Member of Parliament for Damango-Daboya Constituency
- In office 5 January 2000 – 6 January 2009

Assemblyman for Ngbaripe/Hangaline Electoral Area
- President: John Kufuor

Personal details
- Born: 2 February 1950
- Died: 9 January 2020 (aged 69) West Gonja District Hospital
- Party: New Patriotic Party
- Occupation: Politician
- Profession: Teacher
- Chief from the Busunu Traditional Area (Chief Mfrawura)

= Alex Seidu Sofo =

Ghanaian politician (1950–2020)

Alex Seidu Sofo (2 February 1950 – 9 January 2020) was a Ghanaian politician. He served as a member of parliament for the Damango-Daboya constituency.

== Early life and education ==
Sofo was born on February 2, 1950, and is a native from Busunu in the current Savannah Region. He obtained his Teachers' certificate A in Education.

== Career ==
Sofo was a teacher by profession. He was also a Chief from the Busunu Traditional Area (Chief Mfrawura).

== Political career ==
Sofo was the Assemblyman for Ngbaripe/Hangaline Electoral Area before winning the 2000 Ghanaian Parliamentary elections on the ticket of the New Patriotic Party (NPP). He was the third Member of Parliament for Damongo-Daboya Constituency having succeeded Hon Mahama Shakan.
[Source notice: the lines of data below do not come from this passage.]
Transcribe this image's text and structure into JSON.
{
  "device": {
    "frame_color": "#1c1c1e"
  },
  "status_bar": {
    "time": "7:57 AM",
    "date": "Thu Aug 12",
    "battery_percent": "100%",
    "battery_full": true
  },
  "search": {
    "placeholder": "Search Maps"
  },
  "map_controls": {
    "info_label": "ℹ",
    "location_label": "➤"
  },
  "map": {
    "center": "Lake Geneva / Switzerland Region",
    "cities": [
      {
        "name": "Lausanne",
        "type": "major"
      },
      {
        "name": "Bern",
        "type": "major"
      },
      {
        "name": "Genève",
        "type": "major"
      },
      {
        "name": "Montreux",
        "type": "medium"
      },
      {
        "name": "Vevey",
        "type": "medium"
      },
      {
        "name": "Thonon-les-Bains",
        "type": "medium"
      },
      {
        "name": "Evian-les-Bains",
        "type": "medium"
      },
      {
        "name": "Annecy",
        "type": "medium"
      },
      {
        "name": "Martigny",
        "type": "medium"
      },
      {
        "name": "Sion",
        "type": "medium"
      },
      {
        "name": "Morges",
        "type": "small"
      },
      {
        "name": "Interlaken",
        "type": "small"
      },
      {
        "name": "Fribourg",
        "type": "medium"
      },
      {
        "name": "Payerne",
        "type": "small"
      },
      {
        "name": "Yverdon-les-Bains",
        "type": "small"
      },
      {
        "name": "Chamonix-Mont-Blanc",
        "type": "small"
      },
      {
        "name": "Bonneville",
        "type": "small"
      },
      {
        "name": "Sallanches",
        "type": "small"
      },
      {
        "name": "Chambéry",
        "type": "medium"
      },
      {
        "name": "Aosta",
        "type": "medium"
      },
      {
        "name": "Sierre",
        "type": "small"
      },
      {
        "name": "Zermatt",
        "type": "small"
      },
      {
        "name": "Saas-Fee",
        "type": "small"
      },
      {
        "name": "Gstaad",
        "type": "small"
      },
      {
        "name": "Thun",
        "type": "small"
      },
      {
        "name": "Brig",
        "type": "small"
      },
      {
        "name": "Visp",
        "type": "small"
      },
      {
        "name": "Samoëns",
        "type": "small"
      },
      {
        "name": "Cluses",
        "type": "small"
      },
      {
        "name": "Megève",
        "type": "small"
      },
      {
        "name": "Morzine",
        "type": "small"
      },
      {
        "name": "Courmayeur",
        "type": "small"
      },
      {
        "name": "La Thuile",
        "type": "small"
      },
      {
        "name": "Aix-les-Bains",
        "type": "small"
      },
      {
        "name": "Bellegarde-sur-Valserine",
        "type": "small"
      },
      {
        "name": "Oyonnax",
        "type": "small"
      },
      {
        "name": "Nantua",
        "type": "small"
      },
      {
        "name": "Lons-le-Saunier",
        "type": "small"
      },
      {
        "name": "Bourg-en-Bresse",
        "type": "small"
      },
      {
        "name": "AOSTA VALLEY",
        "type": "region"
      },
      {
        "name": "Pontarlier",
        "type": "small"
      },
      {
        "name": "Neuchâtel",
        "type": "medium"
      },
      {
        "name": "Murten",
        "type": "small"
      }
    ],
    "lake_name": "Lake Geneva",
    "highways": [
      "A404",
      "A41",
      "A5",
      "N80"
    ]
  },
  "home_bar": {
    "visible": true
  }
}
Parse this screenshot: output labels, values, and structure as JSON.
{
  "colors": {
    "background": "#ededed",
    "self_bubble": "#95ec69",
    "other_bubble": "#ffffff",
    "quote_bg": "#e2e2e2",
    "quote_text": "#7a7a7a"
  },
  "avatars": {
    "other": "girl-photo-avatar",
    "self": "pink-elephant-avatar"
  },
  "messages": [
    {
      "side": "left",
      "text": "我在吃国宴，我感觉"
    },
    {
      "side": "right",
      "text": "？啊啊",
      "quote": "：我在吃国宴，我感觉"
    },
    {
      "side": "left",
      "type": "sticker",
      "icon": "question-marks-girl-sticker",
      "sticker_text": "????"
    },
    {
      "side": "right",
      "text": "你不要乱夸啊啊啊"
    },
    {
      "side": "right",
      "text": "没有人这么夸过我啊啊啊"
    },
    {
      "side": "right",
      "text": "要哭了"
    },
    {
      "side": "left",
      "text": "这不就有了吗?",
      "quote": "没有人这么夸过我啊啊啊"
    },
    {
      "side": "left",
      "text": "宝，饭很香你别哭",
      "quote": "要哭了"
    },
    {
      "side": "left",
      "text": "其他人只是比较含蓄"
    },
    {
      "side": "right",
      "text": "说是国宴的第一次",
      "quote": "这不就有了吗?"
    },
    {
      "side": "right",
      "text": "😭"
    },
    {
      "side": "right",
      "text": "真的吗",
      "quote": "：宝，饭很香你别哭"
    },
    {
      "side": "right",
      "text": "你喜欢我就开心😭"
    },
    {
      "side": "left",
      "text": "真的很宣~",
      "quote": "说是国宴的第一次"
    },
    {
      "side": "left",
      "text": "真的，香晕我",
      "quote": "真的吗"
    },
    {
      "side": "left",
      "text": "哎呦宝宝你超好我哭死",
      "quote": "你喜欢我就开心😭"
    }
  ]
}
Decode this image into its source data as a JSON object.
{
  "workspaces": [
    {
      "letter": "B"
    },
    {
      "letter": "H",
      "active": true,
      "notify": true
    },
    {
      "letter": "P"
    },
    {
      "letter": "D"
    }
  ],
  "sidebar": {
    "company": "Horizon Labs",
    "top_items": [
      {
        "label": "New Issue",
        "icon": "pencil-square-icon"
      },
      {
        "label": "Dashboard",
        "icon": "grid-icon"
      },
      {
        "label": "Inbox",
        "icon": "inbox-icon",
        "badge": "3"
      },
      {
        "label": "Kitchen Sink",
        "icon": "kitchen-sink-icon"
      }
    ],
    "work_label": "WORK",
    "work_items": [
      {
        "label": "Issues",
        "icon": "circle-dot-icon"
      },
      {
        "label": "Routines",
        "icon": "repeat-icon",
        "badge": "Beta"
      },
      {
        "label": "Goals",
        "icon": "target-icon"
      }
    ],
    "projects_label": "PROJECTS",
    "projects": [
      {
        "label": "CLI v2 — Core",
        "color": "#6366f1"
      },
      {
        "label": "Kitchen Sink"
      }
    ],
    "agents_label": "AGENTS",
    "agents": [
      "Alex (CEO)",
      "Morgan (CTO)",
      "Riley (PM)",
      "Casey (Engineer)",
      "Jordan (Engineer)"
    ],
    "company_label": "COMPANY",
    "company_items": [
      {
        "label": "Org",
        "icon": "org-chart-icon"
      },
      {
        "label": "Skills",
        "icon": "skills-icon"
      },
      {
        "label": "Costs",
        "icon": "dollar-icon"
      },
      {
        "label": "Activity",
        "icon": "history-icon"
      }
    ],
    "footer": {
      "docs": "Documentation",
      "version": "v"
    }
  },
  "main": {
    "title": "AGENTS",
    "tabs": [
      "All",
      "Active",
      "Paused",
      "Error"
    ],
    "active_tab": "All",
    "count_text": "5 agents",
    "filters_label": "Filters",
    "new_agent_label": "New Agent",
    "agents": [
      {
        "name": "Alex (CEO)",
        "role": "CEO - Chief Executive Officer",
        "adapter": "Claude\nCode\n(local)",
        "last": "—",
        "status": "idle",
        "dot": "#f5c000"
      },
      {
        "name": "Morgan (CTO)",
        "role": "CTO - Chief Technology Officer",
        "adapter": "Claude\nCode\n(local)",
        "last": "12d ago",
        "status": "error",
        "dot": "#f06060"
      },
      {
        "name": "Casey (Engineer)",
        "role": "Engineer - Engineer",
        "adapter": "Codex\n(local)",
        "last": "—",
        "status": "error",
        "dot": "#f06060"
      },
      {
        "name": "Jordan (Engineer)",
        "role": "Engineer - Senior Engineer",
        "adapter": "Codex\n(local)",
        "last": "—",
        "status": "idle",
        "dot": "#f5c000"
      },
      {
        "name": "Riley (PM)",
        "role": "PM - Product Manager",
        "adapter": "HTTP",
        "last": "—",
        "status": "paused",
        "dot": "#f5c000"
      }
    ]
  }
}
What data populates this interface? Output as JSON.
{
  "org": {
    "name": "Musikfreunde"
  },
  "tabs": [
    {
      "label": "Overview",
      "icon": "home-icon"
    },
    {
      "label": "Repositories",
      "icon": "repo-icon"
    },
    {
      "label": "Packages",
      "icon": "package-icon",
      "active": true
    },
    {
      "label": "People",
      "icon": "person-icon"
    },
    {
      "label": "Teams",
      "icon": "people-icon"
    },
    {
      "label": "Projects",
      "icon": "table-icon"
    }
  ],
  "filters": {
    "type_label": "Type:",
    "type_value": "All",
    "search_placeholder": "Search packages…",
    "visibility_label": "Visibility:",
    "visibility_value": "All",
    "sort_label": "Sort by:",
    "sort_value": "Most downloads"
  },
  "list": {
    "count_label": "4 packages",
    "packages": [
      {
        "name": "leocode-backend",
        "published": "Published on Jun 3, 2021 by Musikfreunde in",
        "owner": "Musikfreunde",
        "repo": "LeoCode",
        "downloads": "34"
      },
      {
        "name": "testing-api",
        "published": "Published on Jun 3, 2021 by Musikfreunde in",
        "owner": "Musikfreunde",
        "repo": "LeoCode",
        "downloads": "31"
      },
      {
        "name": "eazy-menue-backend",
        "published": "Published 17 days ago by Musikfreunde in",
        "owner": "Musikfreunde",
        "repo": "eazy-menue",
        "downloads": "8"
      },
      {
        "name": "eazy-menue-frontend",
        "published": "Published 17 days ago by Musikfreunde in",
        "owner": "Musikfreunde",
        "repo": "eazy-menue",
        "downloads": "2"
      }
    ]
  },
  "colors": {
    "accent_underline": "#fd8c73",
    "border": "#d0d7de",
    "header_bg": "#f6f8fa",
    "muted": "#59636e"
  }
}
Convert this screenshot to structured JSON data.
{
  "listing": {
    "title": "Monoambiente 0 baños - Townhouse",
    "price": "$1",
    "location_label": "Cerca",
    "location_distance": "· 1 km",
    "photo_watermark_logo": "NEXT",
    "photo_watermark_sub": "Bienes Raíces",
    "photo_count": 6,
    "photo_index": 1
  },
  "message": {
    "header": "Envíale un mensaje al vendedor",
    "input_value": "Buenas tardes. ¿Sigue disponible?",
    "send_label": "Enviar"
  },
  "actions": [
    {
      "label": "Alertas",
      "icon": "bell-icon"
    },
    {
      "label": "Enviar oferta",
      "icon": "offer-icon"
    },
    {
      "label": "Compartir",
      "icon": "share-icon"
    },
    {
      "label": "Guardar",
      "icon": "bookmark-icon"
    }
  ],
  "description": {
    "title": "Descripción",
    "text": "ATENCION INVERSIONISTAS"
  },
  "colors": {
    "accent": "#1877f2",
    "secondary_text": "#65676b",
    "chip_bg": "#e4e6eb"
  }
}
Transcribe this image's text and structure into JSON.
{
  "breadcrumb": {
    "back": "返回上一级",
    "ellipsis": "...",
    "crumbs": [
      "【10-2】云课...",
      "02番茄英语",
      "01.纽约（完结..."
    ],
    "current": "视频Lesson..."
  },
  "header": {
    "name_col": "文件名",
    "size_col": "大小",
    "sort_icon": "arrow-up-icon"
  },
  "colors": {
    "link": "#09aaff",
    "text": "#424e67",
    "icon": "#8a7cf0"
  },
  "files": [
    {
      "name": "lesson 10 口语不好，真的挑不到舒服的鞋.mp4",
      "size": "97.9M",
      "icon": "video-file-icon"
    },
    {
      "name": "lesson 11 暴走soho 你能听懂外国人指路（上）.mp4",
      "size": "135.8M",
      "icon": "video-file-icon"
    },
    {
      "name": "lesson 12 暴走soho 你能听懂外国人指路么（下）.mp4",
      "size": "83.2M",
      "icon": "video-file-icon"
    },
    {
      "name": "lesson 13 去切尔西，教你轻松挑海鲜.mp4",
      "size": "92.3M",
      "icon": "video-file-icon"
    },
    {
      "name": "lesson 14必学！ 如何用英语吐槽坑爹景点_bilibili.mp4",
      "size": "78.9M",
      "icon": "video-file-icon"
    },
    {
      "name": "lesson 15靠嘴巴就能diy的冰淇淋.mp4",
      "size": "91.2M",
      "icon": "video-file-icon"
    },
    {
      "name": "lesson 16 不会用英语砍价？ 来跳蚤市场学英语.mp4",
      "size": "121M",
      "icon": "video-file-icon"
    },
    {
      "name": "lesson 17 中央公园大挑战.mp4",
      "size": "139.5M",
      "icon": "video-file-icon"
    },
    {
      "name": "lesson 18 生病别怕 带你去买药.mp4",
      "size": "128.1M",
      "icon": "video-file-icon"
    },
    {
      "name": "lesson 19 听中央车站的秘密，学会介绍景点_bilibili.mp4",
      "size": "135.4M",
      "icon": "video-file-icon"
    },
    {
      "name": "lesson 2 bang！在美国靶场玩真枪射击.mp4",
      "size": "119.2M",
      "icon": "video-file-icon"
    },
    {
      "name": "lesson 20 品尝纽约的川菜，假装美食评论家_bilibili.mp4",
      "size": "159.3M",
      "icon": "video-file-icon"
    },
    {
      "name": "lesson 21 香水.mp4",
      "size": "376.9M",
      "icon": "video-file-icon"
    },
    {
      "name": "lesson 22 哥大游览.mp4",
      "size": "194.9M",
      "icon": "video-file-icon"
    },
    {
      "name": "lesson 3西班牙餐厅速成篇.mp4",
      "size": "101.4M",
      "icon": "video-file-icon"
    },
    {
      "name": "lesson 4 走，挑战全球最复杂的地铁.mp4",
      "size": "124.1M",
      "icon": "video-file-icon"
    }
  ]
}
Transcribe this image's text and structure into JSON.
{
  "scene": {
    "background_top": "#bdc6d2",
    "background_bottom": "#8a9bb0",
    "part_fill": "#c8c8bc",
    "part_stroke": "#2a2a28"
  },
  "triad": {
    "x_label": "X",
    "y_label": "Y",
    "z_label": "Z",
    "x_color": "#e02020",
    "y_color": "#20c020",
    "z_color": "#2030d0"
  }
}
He became a member of the third parliament of the fourth republic of Ghana during the 2000 Ghanaian general elections for the then Damongo-Daboya Constituency and also a member of the fourth parliament of the fourth republic of Ghana during the 2004 Ghanaian General Election for the same constituency on the ticket of the New Patriotic Party.

He was also Former Deputy Minister of Roads and Highways under the erstwhile President John Agyekum Kufuor administration.

== Elections ==
Sofo was elected as a Member of Parliament for the then Damongo-Daboya Constituency in the Northern Region of Ghana during the 2000 Ghanaian general elections after serving as an Assemblyman for Ngbaripe/Hangaline Electoral Area with a total vote cast of 8,012 representing 45.90% over his opponents; Nelson Y. Yakubu of the National Democratic Congress who had 7,665 votes which represent 43.90% of the total votes cast, Abudulai Adams of the People's National Convention who also polled 703 representing 4.00% of the total votes cast, Alidu Mahama of the Convention People's Party who polled 549 which represent 3.10% of total votes cast, Ewuntomah C. Boreche of the National Reform Party who also had 377 representing 2.20% and Skido A. Ewuntomah of the United Ghana Movement who polled 143 which represent 0.80% of the total votes cast. He was again elected as the member of parliament for the Damango-Daboya constituency of the Northern Region of Ghana in the 2004 Ghanaian general elections. He won on the ticket of the New Patriotic Party. His constituency was a part of the 8 parliamentary seats out of 26 seats won by the New Patriotic Party in that election for the Northern Region. The New Patriotic Party won a majority total of 128 parliamentary seats out of 230 seats. He was elected with 11,975 votes out of 24,723 total valid votes cast equivalent to 48.4% of total valid votes cast. He was elected over Benedict Kpeno of the People's National Convention, Ykubu Nelson Nyiniefo of the National Democratic Congress, Alidu Mahama of the Convention People's Party and Skido Alhassan of the Every Ghanaian Living Everywhere party. These obtained 2.1%, 47.2%, 1.5% and 0.7% respectively of total valid votes cast.

== Personal life ==
He was a Christian.

== Death ==
He died on January 9, 2020, at West Gonja District Hospital where he was receiving treatment.